1. In this … world, a churchless community, a community where men have abandoned and scoffed at their religious needs, is a community on the rapid downgrade.
2. Church work and church attendance mean the cultivation of the habit of feeling some responsibility for others…
3. There are enough holidays for most of us which can quite properly be devoted to pure holiday-making…Sundays differ from other holidays – among other ways – in the fact that there are fifty-two of them every year…On Sunday, go to church.
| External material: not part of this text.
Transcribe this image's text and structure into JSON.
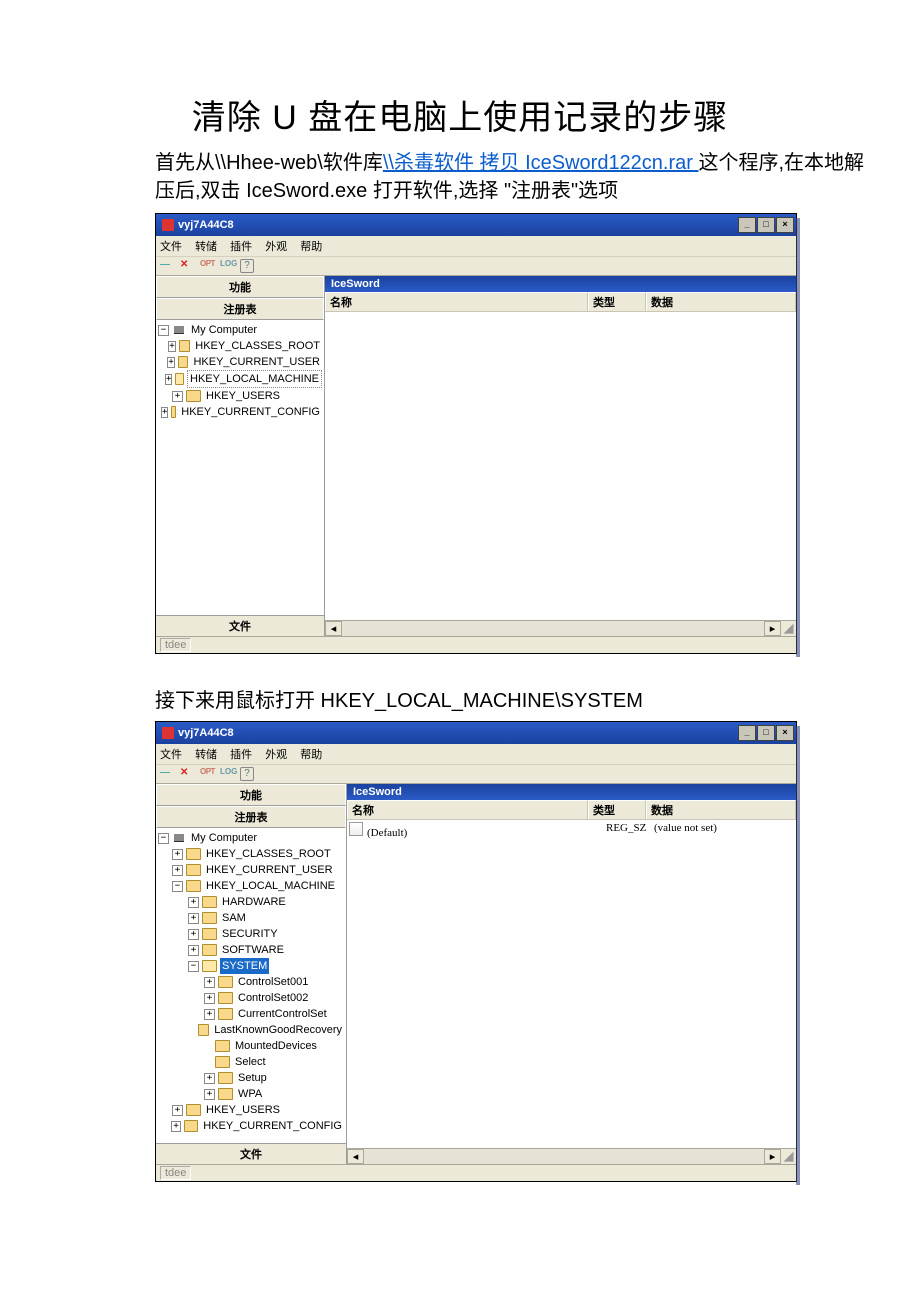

4. Yes, I know all the excuses. I know that one can worship the Creator and dedicate oneself to good living in a grove of trees, or by a running brook, or in one’s own house, just as well as in church. But I also know as a matter of cold fact the average man does not thus worship or thus dedicate himself. If he stays away from church, he does not spend his time in good works or in lofty meditation. He (reads) the newspaper.
5. He may not hear a good sermon at church. But unless he is very unfortunate, he will hear a sermon by a good man who …is engaged all week long in a series of wearing and humdrum and important tasks for making hard lives a little easier.
6. He will listen to and take part in reading some beautiful passages from the Bible. And if he is not familiar with the Bible, he has suffered a loss.
7. He will probably take part in singing some good hymns.
8. He will meet and nod to, or speak to, good… neighbours. He will come away feeling a little more charitably toward all the world…
9. I advocate a man’s joining in church works, for the sake of showing his faith by his works.
10. The man who does not in some way, active or not, connect himself with some active, working church misses many opportunities for helping his neighbours, and therefore, incidentally, for helping himself.